West’s bill also does not mandate a certain rigid curriculum for schools to follow, but only requires a classroom discussion.

“I’m not trying to mandate what kind of curriculum (teachers) present. I'm just simply saying that this needs to be a topic of discussion,” he said.

HB 4007 has five co-sponsors, all Democrats.

 

Vaping Curriculum

HB 3928, sponsored by state Rep. Joyce Mason, D-Gurnee, would add electronic cigarettes and other vaping devices as topics to be taught under Illinois’ Critical Health Problems and Comprehensive Health Education Program.

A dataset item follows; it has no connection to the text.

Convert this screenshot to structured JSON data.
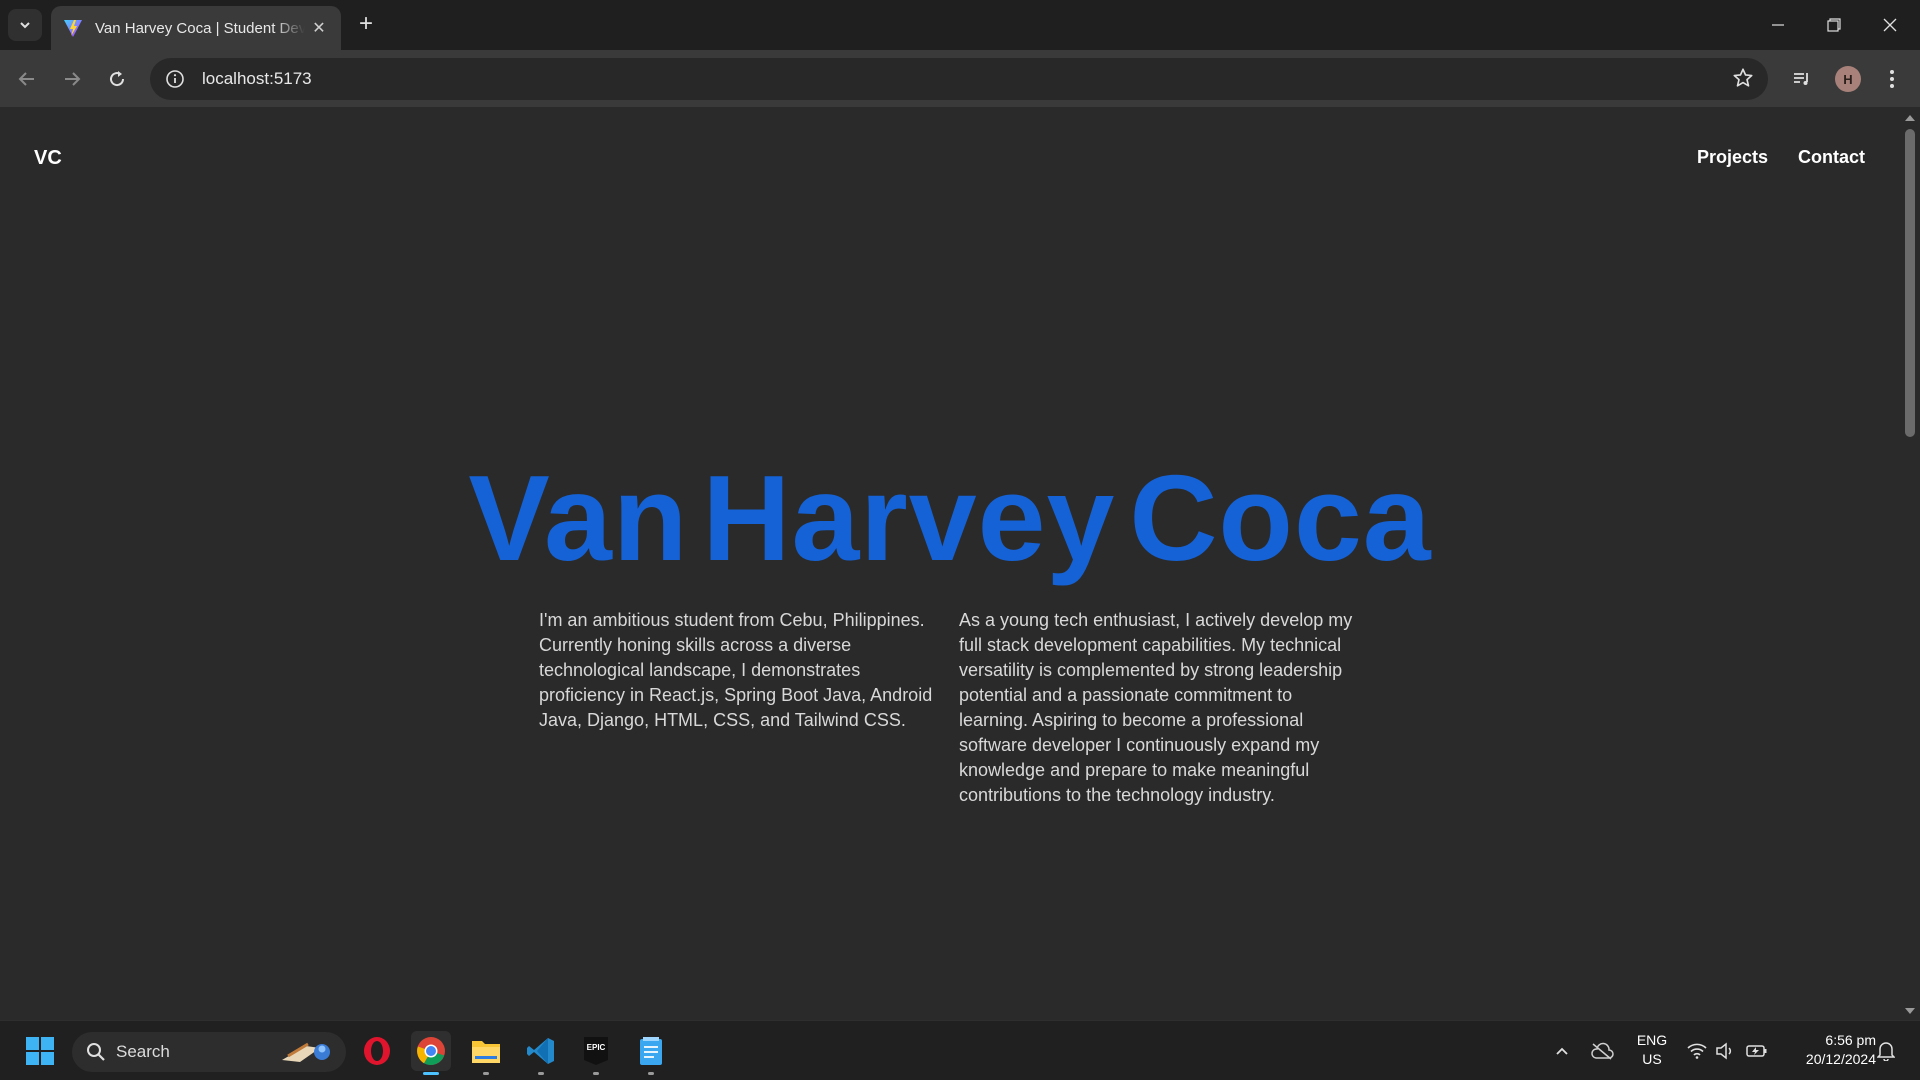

That law lays out the major educational areas that are required to be discussed in all elementary and secondary education curricula. It already requires lessons on tobacco, alcohol and drug use.

“It's really just updating it to make sure that we are including what have very recently been learned to be very dangerous items,” Mason told committee members before her bill passed 19-0.

E-cigarettes, which contain nicotine and are marketed as a stylish way to wean smokers off tobacco cigarettes, have been a major topic of concern for legislators recently, especially regarding underage users. Twenty-one percent of U.S. high school students used e-cigarettes or vaping devices in 2018, according to the U.S. Centers for Disease Control and Prevention.

The CDC says each cartridge of nicotine in a Juul e-cigarette, the most popular brand, contains the same amount of nicotine as one pack of tobacco cigarettes. Juul came under fire last year for marketing its nicotine pods with kid-friendly flavors like mango and fruit.

E-cigarettes and vaping “need to be included in that comprehensive health education,” Mason said.

Fellow committee members did not ask her questions before voting. Seven people registered as supporters of the bill, while none registered as opponents.

Schwarm said the school boards association is “not quite as worried or concerned about that bill” because similar subjects are already taught in health education.

“I am sure by now districts have already included e-cigarettes and vaping in that,” he said, “so that’s really not going to make a big change for school districts.”

HB 3928 has two co-sponsors, Democratic state Reps. Daniel Didech, of Buffalo Grove, and Camille Lilly, of Chicago.

The two bills now go to the full 118-member House for discussion and another vote. If passed by majority vote of the full chamber, they will be sent to the Senate for consideration.